En Chine, remplacer un salarié par l’IA ne suffit pas à justifier son congédiement

La justice chinoise vient de tracer une ligne importante dans le débat sur l’automatisation du travail. Un tribunal de Hangzhou a confirmé qu’une entreprise ne peut pas licencier un employé simplement parce qu’un système d’intelligence artificielle peut désormais accomplir une partie de ses tâches.

L’affaire concerne un employé identifié sous le nom de Zhou. Embauché en 2022 comme superviseur de l’assurance qualité dans une entreprise technologique liée à l’IA, il gagnait 25 000 yuans par mois, soit environ 3 600 dollars américains. Son travail consistait notamment à vérifier les réponses générées par de grands modèles de langage, à associer des requêtes d’utilisateurs aux bons modèles et à filtrer des contenus illégaux ou problématiques.

Après avoir automatisé une partie de ces tâches, l’entreprise a voulu le muter vers un poste moins bien rémunéré, à 15 000 yuans par mois. Zhou a refusé. Son employeur a alors mis fin à son contrat. Un comité d’arbitrage a d’abord jugé le congédiement illégal, avant que le tribunal intermédiaire de Hangzhou confirme cette décision.

Le cœur du jugement repose sur une distinction juridique importante. Pour le tribunal, l’adoption de l’IA par une entreprise relève d’un choix stratégique. Ce n’est pas automatiquement un « changement objectif majeur » permettant de rompre un contrat de travail en vertu du droit chinois. Autrement dit, l’automatisation ne fait pas disparaître les obligations de l’employeur envers ses salariés.

Cette décision ne signifie pas que les entreprises chinoises ne peuvent pas intégrer l’IA dans leurs activités. Elle rappelle plutôt qu’elles doivent accompagner les transformations qu’elles provoquent : négociation, reclassement, formation ou compensation. L’innovation technologique ne peut pas servir de raccourci juridique pour réduire les effectifs sans respecter les protections prévues par la loi.

Le signal est d’autant plus notable que la Chine mise massivement sur l’intelligence artificielle pour moderniser son économie.
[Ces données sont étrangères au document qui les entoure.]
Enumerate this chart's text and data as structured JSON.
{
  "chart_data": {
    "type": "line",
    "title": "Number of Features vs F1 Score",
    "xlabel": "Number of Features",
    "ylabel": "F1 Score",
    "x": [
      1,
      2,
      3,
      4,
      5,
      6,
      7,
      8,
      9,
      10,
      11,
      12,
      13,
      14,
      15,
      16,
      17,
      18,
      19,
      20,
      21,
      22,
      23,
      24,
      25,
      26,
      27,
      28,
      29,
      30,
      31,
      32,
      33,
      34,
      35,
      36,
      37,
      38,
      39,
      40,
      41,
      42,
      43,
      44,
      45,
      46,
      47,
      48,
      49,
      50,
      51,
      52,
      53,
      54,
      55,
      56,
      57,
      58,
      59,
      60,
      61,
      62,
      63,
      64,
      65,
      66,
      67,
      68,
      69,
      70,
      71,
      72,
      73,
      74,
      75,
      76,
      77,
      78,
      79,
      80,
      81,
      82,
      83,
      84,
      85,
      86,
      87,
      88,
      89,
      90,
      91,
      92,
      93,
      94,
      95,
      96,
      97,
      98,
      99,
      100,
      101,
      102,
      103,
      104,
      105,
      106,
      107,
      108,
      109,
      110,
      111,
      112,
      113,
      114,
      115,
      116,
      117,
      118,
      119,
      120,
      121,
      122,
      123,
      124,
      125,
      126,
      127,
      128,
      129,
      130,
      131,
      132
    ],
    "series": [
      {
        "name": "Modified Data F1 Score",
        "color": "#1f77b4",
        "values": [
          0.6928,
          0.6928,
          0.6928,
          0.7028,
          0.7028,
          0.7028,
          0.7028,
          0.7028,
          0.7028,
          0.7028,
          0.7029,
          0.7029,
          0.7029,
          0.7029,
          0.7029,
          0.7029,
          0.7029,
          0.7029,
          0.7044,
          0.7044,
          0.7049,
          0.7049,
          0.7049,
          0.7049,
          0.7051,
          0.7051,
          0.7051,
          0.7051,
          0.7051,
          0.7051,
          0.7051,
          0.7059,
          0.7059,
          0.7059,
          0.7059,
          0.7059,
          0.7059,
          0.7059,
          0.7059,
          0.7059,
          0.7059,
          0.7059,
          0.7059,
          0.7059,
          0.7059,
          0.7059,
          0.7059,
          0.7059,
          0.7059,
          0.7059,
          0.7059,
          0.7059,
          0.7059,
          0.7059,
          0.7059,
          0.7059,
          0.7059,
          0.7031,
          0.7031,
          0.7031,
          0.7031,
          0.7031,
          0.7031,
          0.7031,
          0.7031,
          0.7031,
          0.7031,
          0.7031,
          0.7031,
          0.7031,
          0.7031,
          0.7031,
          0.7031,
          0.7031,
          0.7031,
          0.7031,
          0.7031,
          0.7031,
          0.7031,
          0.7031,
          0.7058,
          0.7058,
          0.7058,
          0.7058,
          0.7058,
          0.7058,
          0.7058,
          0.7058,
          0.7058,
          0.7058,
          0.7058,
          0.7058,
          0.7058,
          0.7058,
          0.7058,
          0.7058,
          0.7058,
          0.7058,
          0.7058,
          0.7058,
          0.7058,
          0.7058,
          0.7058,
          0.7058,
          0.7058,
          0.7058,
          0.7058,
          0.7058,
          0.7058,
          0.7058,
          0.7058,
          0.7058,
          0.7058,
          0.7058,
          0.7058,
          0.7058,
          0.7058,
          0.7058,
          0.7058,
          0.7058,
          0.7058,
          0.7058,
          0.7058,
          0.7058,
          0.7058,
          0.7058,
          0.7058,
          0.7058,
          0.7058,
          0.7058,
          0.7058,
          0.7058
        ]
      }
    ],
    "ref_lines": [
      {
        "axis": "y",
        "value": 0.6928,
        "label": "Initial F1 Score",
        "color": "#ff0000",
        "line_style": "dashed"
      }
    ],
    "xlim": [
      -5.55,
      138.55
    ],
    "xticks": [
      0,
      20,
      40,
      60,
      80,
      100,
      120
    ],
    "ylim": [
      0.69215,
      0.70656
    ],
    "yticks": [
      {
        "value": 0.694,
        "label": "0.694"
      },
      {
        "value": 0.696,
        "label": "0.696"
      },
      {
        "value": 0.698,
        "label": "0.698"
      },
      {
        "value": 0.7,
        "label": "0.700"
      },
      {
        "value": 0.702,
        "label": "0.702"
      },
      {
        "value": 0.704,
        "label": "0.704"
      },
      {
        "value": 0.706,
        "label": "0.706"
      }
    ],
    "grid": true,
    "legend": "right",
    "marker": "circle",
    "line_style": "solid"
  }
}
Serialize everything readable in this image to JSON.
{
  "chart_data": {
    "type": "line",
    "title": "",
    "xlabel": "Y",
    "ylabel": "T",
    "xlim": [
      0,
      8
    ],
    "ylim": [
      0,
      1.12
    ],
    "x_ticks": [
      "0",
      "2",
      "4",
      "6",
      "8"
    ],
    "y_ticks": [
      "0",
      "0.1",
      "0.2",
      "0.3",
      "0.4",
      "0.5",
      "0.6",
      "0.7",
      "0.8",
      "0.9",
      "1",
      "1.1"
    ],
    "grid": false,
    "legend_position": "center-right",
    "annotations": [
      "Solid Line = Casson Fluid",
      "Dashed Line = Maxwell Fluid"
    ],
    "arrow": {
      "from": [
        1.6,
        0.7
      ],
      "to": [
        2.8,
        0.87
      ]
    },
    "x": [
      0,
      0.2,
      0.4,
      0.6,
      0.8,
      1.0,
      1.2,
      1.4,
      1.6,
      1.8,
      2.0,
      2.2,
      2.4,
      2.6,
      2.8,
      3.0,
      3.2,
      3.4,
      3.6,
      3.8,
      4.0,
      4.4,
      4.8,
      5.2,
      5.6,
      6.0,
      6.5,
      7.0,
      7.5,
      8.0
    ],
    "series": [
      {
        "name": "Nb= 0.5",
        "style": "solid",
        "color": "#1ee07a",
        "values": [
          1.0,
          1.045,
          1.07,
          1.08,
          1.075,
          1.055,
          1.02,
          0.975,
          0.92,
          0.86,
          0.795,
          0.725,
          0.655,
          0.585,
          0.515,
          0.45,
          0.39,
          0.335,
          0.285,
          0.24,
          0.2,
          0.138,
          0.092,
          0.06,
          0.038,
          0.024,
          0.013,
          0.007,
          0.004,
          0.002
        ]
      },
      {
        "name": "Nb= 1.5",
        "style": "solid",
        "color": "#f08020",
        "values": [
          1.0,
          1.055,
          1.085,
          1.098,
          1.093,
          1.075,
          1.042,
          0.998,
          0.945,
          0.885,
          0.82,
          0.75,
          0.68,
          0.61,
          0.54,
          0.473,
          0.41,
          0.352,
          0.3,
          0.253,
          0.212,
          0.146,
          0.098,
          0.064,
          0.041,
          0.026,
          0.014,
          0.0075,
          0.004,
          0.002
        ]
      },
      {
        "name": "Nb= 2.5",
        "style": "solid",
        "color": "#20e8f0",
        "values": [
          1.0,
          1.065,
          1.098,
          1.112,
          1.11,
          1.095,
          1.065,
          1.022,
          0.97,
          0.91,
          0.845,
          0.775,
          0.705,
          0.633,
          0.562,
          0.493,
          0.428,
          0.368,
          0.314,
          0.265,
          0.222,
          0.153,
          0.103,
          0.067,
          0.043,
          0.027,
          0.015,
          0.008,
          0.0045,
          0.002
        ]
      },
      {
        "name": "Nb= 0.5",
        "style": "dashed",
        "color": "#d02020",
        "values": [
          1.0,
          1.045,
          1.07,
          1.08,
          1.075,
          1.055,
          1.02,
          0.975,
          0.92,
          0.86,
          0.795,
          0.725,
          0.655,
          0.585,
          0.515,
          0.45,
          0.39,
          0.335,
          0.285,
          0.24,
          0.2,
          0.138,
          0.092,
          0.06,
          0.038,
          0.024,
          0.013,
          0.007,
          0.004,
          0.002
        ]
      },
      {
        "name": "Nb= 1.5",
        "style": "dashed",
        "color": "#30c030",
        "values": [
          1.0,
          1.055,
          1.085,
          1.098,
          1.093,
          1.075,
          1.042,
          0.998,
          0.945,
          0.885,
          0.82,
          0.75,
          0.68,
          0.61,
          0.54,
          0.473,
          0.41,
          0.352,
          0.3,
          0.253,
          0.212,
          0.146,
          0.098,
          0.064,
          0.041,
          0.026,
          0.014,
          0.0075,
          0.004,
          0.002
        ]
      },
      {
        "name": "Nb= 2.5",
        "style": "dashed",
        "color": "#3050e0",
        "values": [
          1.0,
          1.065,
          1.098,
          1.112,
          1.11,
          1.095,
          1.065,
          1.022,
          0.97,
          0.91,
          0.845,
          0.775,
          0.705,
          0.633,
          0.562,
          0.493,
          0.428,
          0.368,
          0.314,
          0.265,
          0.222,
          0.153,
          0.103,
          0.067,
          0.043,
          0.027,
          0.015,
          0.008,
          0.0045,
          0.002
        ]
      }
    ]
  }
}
Le pays cherche donc un équilibre délicat : accélérer l’adoption de l’IA, tout en évitant que cette transition ne fragilise trop brutalement les travailleurs. D’autres décisions similaires, notamment à Pékin, montrent que cette approche pourrait s’installer dans la jurisprudence chinoise.

Pour les entreprises ailleurs dans le monde, cette affaire sert aussi d’avertissement. L’IA peut transformer les emplois, réduire certaines tâches et en créer d’autres, mais elle ne règle pas à elle seule les questions sociales et juridiques. La vraie question n’est plus seulement de savoir ce que l’IA peut faire, mais ce que les employeurs ont encore l’obligation de faire lorsque l’IA prend une place grandissante dans l’organisation du travail.